So, we have a point in the code. We have been passed a pointer, and we want to access that object. Sometimes you will see one of the options in Listing 1.

 void MyFunc( Thing* p )
 {
   ASSERT( p != NULL );
   if ( p == NULL )
     return;
   DoSomethingUseful( p );
 }
    

or

 void MyFunc( Thing* p )
 {
   ASSERT( p != NULL );
   if ( p != NULL )
   {
     DoSomethingUseful( p );
   }
   DoABitMore();
 }
    
Listing 1

Apart from causing the compiler to complain sometimes (because the ASSERT macro can expand to give a redundant check for p ), I maintain that this is bad practice. At first sight, it might look very diligent. The careful programmer has covered all the options. The problem is that this lack of clarity blurs the issue of what we can expect from p , it blurs the issue of the design of the function, the whole class even.

Coming to this code from the outside, if you saw this in a function which you had cause to alter, what could you deduce about p ? Suppose the person who checked it into source control is not available, or doesn't remember anymore.
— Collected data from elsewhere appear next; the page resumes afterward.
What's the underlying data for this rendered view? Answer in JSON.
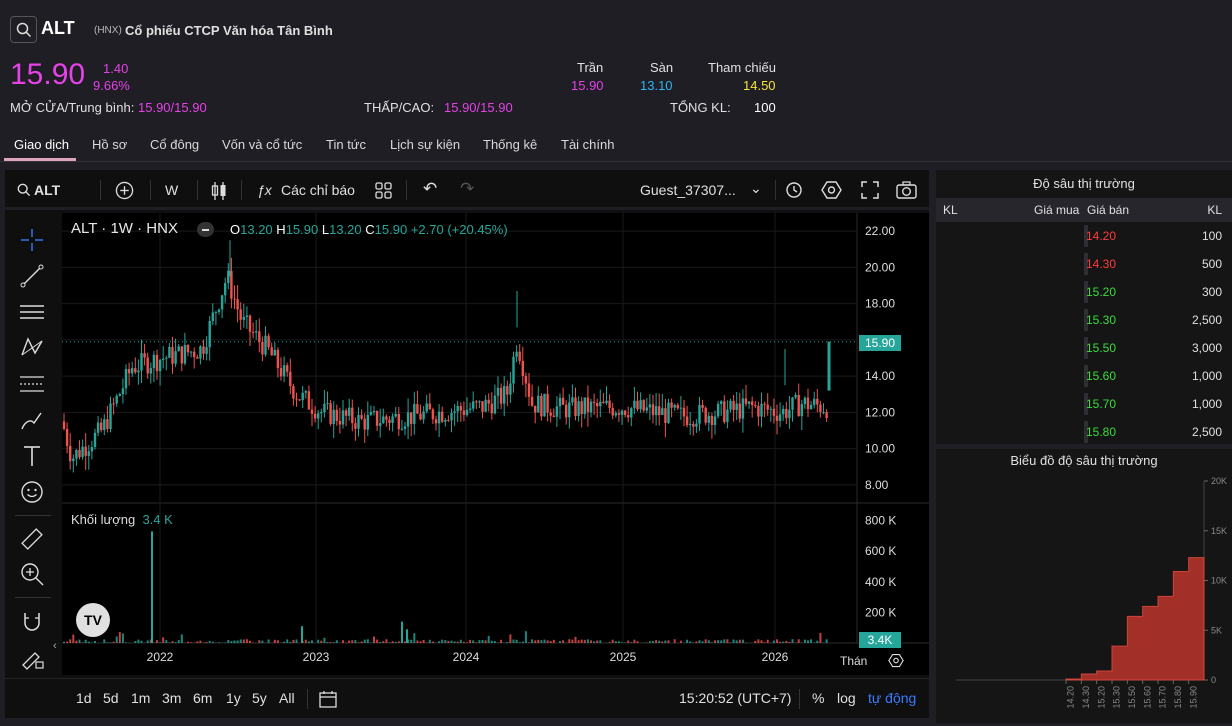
{
  "header": {
    "ticker": "ALT",
    "exchange": "(HNX)",
    "company_name": "Cổ phiếu CTCP Văn hóa Tân Bình",
    "price": "15.90",
    "change": "1.40",
    "change_pct": "9.66%",
    "open_avg_label": "MỞ CỬA/Trung bình:",
    "open_avg_value": "15.90/15.90",
    "low_high_label": "THẤP/CAO:",
    "low_high_value": "15.90/15.90",
    "ceiling_label": "Trần",
    "ceiling_value": "15.90",
    "floor_label": "Sàn",
    "floor_value": "13.10",
    "ref_label": "Tham chiếu",
    "ref_value": "14.50",
    "total_vol_label": "TỔNG KL:",
    "total_vol_value": "100"
  },
  "tabs": [
    "Giao dịch",
    "Hồ sơ",
    "Cổ đông",
    "Vốn và cổ tức",
    "Tin tức",
    "Lịch sự kiện",
    "Thống kê",
    "Tài chính"
  ],
  "toolbar": {
    "symbol": "ALT",
    "interval": "W",
    "indicators": "Các chỉ báo",
    "user": "Guest_37307..."
  },
  "legend": {
    "title": "ALT · 1W · HNX",
    "o_label": "O",
    "o": "13.20",
    "h_label": "H",
    "h": "15.90",
    "l_label": "L",
    "l": "13.20",
    "c_label": "C",
    "c": "15.90",
    "chg": "+2.70 (+20.45%)",
    "volume_label": "Khối lượng",
    "volume_value": "3.4 K"
  },
  "price_axis": [
    "22.00",
    "20.00",
    "18.00",
    "16.00",
    "14.00",
    "12.00",
    "10.00",
    "8.00"
  ],
  "price_badge": "15.90",
  "volume_axis": [
    "800 K",
    "600 K",
    "400 K",
    "200 K"
  ],
  "volume_badge": "3.4K",
  "time_axis": [
    "2022",
    "2023",
    "2024",
    "2025",
    "2026"
  ],
  "time_axis_more": "Thán",
  "bottom": {
    "ranges": [
      "1d",
      "5d",
      "1m",
      "3m",
      "6m",
      "1y",
      "5y",
      "All"
    ],
    "clock": "15:20:52 (UTC+7)",
    "pct": "%",
    "log": "log",
    "auto": "tự động"
  },
  "depth": {
    "title": "Độ sâu thị trường",
    "cols": [
      "KL",
      "Giá mua",
      "Giá bán",
      "KL"
    ],
    "rows": [
      {
        "price": "14.20",
        "vol": "100",
        "color": "#ff3b3b"
      },
      {
        "price": "14.30",
        "vol": "500",
        "color": "#ff3b3b"
      },
      {
        "price": "15.20",
        "vol": "300",
        "color": "#3bdc3b"
      },
      {
        "price": "15.30",
        "vol": "2,500",
        "color": "#3bdc3b"
      },
      {
        "price": "15.50",
        "vol": "3,000",
        "color": "#3bdc3b"
      },
      {
        "price": "15.60",
        "vol": "1,000",
        "color": "#3bdc3b"
      },
      {
        "price": "15.70",
        "vol": "1,000",
        "color": "#3bdc3b"
      },
      {
        "price": "15.80",
        "vol": "2,500",
        "color": "#3bdc3b"
      }
    ]
  },
  "depth_chart": {
    "title": "Biểu đồ độ sâu thị trường",
    "y_ticks": [
      "20K",
      "15K",
      "10K",
      "5K",
      "0"
    ],
    "x_ticks": [
      "14.20",
      "14.30",
      "15.20",
      "15.30",
      "15.50",
      "15.60",
      "15.70",
      "15.80",
      "15.90"
    ]
  },
  "chart_data": [
    {
      "type": "candlestick",
      "title": "ALT · 1W · HNX",
      "x_labels": [
        "2022",
        "2023",
        "2024",
        "2025",
        "2026"
      ],
      "ylim": [
        7,
        23
      ],
      "approx_close_by_year": [
        {
          "x": "2022",
          "y": 14.5
        },
        {
          "x": "2023",
          "y": 12.0
        },
        {
          "x": "2024",
          "y": 12.5
        },
        {
          "x": "2025",
          "y": 12.0
        },
        {
          "x": "2026",
          "y": 13.5
        }
      ],
      "last": {
        "open": 13.2,
        "high": 15.9,
        "low": 13.2,
        "close": 15.9
      }
    },
    {
      "type": "bar",
      "title": "Khối lượng",
      "ylim": [
        0,
        850000
      ],
      "peak_value": 730000,
      "last_value": 3400
    },
    {
      "type": "area",
      "title": "Biểu đồ độ sâu thị trường",
      "categories": [
        "14.20",
        "14.30",
        "15.20",
        "15.30",
        "15.50",
        "15.60",
        "15.70",
        "15.80",
        "15.90"
      ],
      "values": [
        100,
        600,
        900,
        3400,
        6400,
        7400,
        8400,
        10900,
        12300
      ],
      "ylim": [
        0,
        20000
      ]
    }
  ]
}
You have to check in some code and you have to live with the consequences if it blows up. More than likely, you will opt to assume that p might be NULL . You might consider taking out the assertion in that case, but be careful, because we might really want to know if p is NULL here. You just don't know.
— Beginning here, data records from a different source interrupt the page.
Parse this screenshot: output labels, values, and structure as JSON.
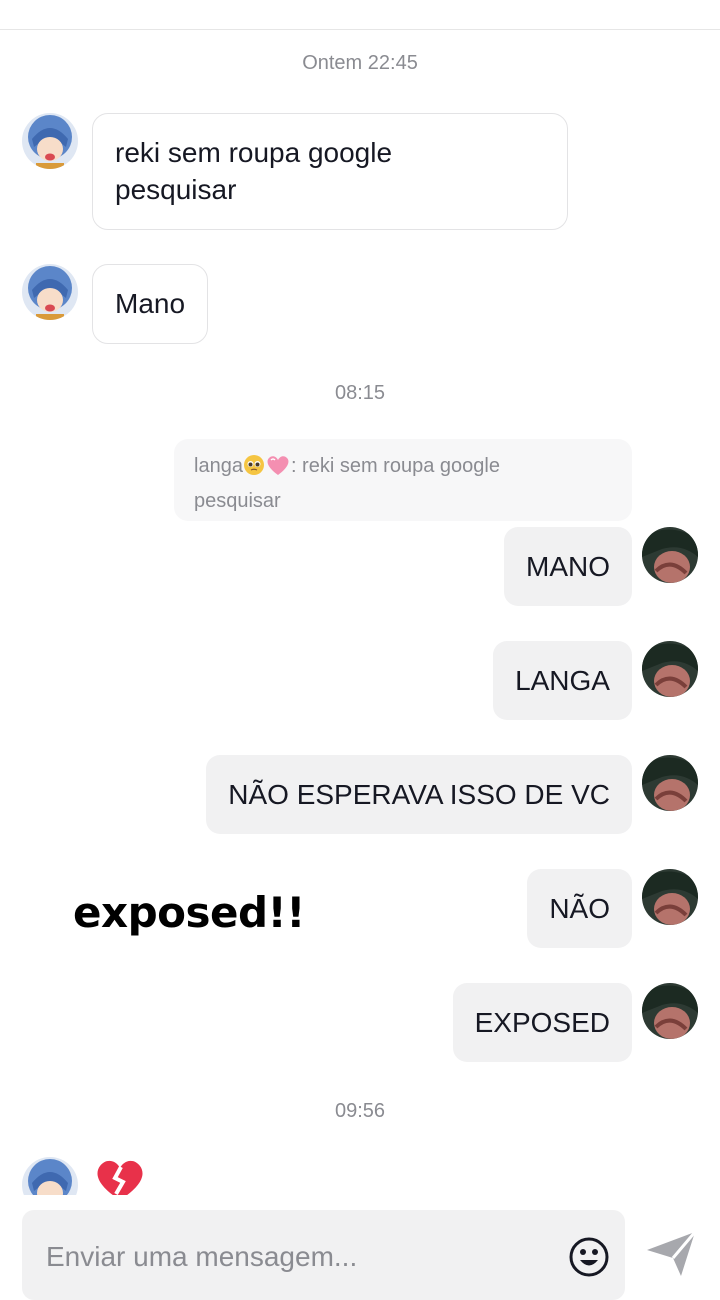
{
  "chat": {
    "timestamps": [
      "Ontem 22:45",
      "08:15",
      "09:56"
    ],
    "incoming": [
      {
        "text": "reki sem roupa google\npesquisar"
      },
      {
        "text": "Mano"
      }
    ],
    "reply_quote": {
      "author": "langa",
      "emoji": [
        "pleading-face",
        "pink-heart"
      ],
      "text": ": reki sem roupa google\npesquisar"
    },
    "outgoing": [
      "MANO",
      "LANGA",
      "NÃO ESPERAVA ISSO DE VC",
      "NÃO",
      "EXPOSED"
    ],
    "last_incoming_icon": "broken-heart-icon"
  },
  "overlay": {
    "text": "exposed!!"
  },
  "composer": {
    "placeholder": "Enviar uma mensagem..."
  },
  "colors": {
    "bubble_out": "#f1f1f2",
    "timestamp": "#8a8b91",
    "broken_heart": "#e8314a"
  }
}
In one project, I spent time backtracking up the function-call trees to see where values were coming from. More often than not, it turned out that there was no way we could have got a NULL pointer, so I changed the code. It was quite common for certain members of the team to check collections of pointers for NULL before using them in a loop, a practice I tried to put a stop to. Simply don't put NULL pointers into the container in the first place!

In the ideal scenario, you would have 100% code coverage in your unit tests, so could simply run them and check. In the real world, you probably don't work in such an organised place.

Justification for putting them together

'Yes, but you just don't know what is going to happen in the future of that code. What if somebody does eventually pass a NULL pointer? Somebody might, and it might only happen in a release build where the assertions have been omitted.'

My answer here is that firstly, we put the assertion in as soon as the function is written, so we never have to shut the stable door after the horse has bolted. Secondly, this is just an argument propping up poor development practices. Are you saying that you can't write the code surrounding a function properly to honour its requirements?

Let's take an example. You have a UI showing objects, which the user can select. The user selects one and chooses to delete it. We end up at a call to RemoveObject( Object* p ) . Code that ends up here with the possibility of passing a NULL pointer is going to have other problems, because it is not in control of things. The UI layers should be monitoring the selection, and only invoking actions which make sense. I have seen the result of the silent return early code. People don't realise when it happens, their broken code gets checked in, built upon, and creates a mess. Enter the onion.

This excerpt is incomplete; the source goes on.